The final piece for me is the user applications, and the new product I mentioned is managing this well enough for me presently to accept that I now have the very first “Disposable Laptop”.

The places that we need to work on now are the user installed applications and better management of the actual user data itself.  Once these two key components are under the belt, the cost for mobile computing within AppSense will have dropped significantly and the end users will be receiving a far superior service from the IT group. 

Watch this space!

Standardization / Lego blocks – crucial for managing desktop infrastructure?

July 22, 2009

There have been quite a few postings around the various application virtualization technologies over the years, but more recently something called “standardization”. This post is really to remind us of the importance of this “standardization” and how it affects our consideration of how we will build and support our IT infrastructure downstream.   It is also to set the scene for a future article :-)

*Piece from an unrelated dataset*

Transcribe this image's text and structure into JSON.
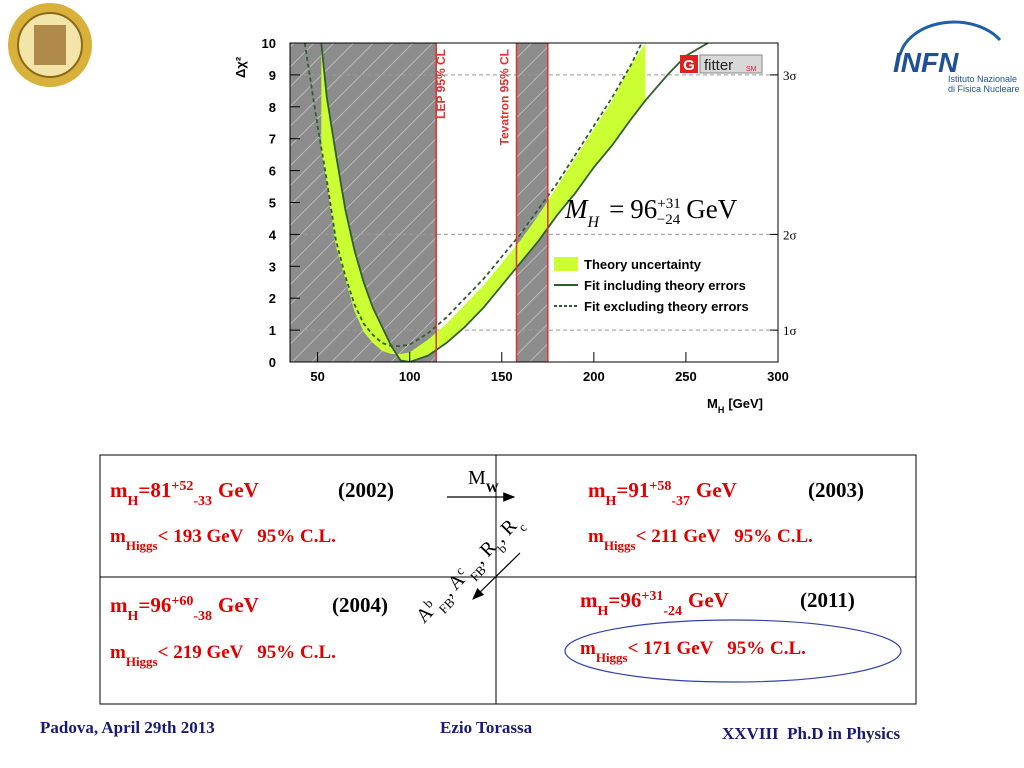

We are all being pushed to ensure that the IT operation has a closer and more direct link to the business strategy of the enterprise, but that this must be achieved (of course)  for a fraction of the cost of the traditional delivery techniques. 

So, looking back to standardization - a great example of recent postings in this space would be the article from the AppSense Strategist, Martin Ingram, found at  While it was written back in November 2008, it really hits home with a few key points;

  • Standardization is key to delivering improved quality and service at reduced cost
  • Once you have standardized the components, you can leverage an automation technique to reduce spin up costs
  • Standardization AND automation will enable the cost of delivery to tumble

Martin uses a Ford Model T as his example which I believe  is really quite simple to understand.  Although to bring it a little closer to modern day, I like to view standardization as the “Volkswagen Group A Platform”- the standard group platform that multiple Volkswagen Group vehicles are based on – such as the Audi A3, Audi TT, Volkswagen Golf, Bora/Jetta, Bettle, Eos, Scirocco, Caddy and Touran as well as the SEAT Altea, Leon and Toledo and not forgetting the Skoda Octavia.  In my example, the Volkswagen Group have created a standardized platform that can be quickly adapted by all of the group companies to great effect, reducing cost and delivery times of their products.  Let’s face it, in today’s marketspace, this sort of cost reduction is a key consideration to a company being able to stay in business.

If we bring this back to IT service delivery, as Martin suggests, this is becoming far more critical to the enterprise since the ability to rapidly create/build desktop environments for users [consisting of base operating systems, applications, users settings for example] is a key requirement to deliver against the business needs.  At all times the user must be able to do his or her own thing and truly believe that the desktop is their own desktop that they can modify or personalize without much or indeed any compromise.  The IT Service team would now be managing a small number of building blocks (I refer to as Lego blocks – everybody knows Lego blocks and understands how to build things with them :-)) rather than worrying abut handling 1,000′s of desktop devices or laptops that are in a disarray of configuration, each of which requires one to one management as and when issues arise. 

The Lego already exists to manage the Operating System delivery (Citrix, VMware to name a couple of headlining acts), and the application virtualization Lego exists to deliver known applications on top of that layer (App-V, ThinApp, Citrix Streamed, Altiris SVS, InstallFree to name a few).  This leaves the user personalization Lego (AppSense Environment Manager fills this gap today), User Installed Applications Lego and of course last but by no means least, the User Data Lego. 

Over the next year or two, this is really going to become reality as the technology /Lego begins to evolve, and hence  allows the administrator to really be in a position to begin to manage all the Lego.